Heights Avenue split off from Basin Drive in Libertyville proper and then began to rise. It cut cleanly through the middle of the Low Heights and then left them behind. The road then climbed through a greenbelt and into a residential area. This section of town was known simply as the Heights. All this might seem confusing to you—Heights this and Heights-that—but Libertyville residents knew what they were talking about. When you said the Low Heights, you meant poverty, genteel or otherwise. When you left off the adjective “Low”, you meant poverty’s direct opposite. Here were fine old homes, most of them set tastefully back from the road, some of the finest behind thick yew hedges. Libertyville’s movers and shakers lived here—the newspaper publisher, four doctors, the rich and dotty granddaughter of the man who had invented the rapid-fire ejection system for automatic pistols. Most of the rest were lawyers.
Beyond this area of respectable small-town wealth, Heights Avenue passed through a wooded area that was really too thick to be called a greenbelt; the woods lined both sides of the road for more than three miles. At the highest point of the Heights, Stanson Road branched off to the left, dead-ending at the Embankment, overlooking the town and the Libertyville Drive-In.
On the other side of this low mountain (but also known as the Heights), was a fairly old middle-class neighbourhood where houses forty and fifty years old were slowly mellowing. As this area began to thin out into countryside, Heights Avenue became County Road No.2.
At ten-thirty on that Christmas Eve, a 1958 two-tone Plymouth moved up Heights Avenue, its lights cutting through the snow-choked, raving dark. Long-time natives of the Heights would have said that nothing—except maybe a four-wheel-drive—could have gotten up Heights Avenue that night, but Christine moved along at a steady thirty miles an hour, headlights probing, wipers moving rhythmically back and forth, totally empty within. Its fresh tracks where alone, and in places they were almost a foot deep. The steady wind filled them in quickly. Now and again her front bumper and hood would explode through the ridged back of a snowdrift, nosing the powder aside easily.
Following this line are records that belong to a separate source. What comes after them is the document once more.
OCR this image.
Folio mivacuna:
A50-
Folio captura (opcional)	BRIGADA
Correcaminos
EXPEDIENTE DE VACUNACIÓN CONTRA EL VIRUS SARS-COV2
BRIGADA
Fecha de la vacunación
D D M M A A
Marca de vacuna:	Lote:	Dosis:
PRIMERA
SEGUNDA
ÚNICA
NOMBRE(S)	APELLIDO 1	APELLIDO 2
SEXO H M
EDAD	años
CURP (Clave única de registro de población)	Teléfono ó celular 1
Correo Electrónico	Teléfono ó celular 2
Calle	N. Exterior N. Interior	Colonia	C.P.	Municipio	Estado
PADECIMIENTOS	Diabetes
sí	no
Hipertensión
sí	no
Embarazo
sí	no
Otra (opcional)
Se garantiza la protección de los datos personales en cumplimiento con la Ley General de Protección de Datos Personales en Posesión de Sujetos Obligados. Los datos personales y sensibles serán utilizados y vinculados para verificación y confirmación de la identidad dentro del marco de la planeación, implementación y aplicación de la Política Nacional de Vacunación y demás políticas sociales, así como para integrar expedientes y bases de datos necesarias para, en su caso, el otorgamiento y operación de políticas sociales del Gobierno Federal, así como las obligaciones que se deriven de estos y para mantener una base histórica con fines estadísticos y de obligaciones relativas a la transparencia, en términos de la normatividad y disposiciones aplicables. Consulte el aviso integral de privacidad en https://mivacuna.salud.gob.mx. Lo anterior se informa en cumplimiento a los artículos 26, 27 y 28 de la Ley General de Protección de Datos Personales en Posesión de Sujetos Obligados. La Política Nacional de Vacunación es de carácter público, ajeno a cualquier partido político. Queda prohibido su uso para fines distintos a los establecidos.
Christine passed the Stanson Road turnoff and the Embankment, where Arnie and Leigh had once trysted. She reached the top of Liberty Heights and headed down the far side, at first through black woods cut only by the white ribbon that marked the road, then past the suburban houses with their cosy living-room lights and, in some cases, their cheery trim of Christmas lights. In one of these houses, a young man who had just finished playing Santa and who was having a drink with his wife to celebrate, happened to glance out and see headlights passing by. He pointed it out to her.
“If that guy came over the Heights tonight,” this young man said with a grin, “he must have had the devil riding shotgun.”
“Never mind that,” she said. “Now that the kids are taken care of, what do I get from Santa?
He grinned. “We’ll think of something.”
Farther down the road, almost at the point where the Heights ceased being the Heights, Will Darnell sat in the living room of the simple two-storey frame house he had owned for thirty years. He was wearing a bald and fading blue terrycloth robe over his pyjama bottoms, his huge sack of stomach pushing out like a swollen moon. He was watching the final conversion of Ebenezer Scrooge to the side of Goodness and Generosity, but not really seeing it. His mind was once more sifting through the pieces of a puzzle that grew steadily more fascinating: Arnie, Welch, Repperton, Christine. Will had aged a decade in the week or so since the bust. He had told that cop Mercer that he would be back doing business at the same old stand in two weeks, but in his heart he wondered. It seemed that lately his throat was always slimy from the taste of that goddam aspirator.
Arnie, Welch Repperton… Christine.
“Boy!” Scrooge hailed down from his window, a caricature of the Christmas Spirit in his nightgown and cap. “Is the prize turkey still in the butcher’s window?”
“Wot?” the boy asked. “The one as big as I am?”
“Yes, yes,” Scrooge answered, giggling wildly. It was as if the three spirits had, instead of saving him, driven him mad. “The one as big as you are!”
Arnie, Welch, Repperton… LeBay?
Sometimes he thought it was not the bust that had tired him out and made him feel so constantly beaten and afraid. That it was not even the fact that they had busted his pet accountant or that the Federal tax people were in on it and were obviously loaded for bear this time. The tax people weren’t the reason that he had begun scanning the street before going out mornings; the State Attorney General’s Office didn’t have anything to do with the sudden glances he had begun throwing back over his shoulder when he was driving home nights from the garage.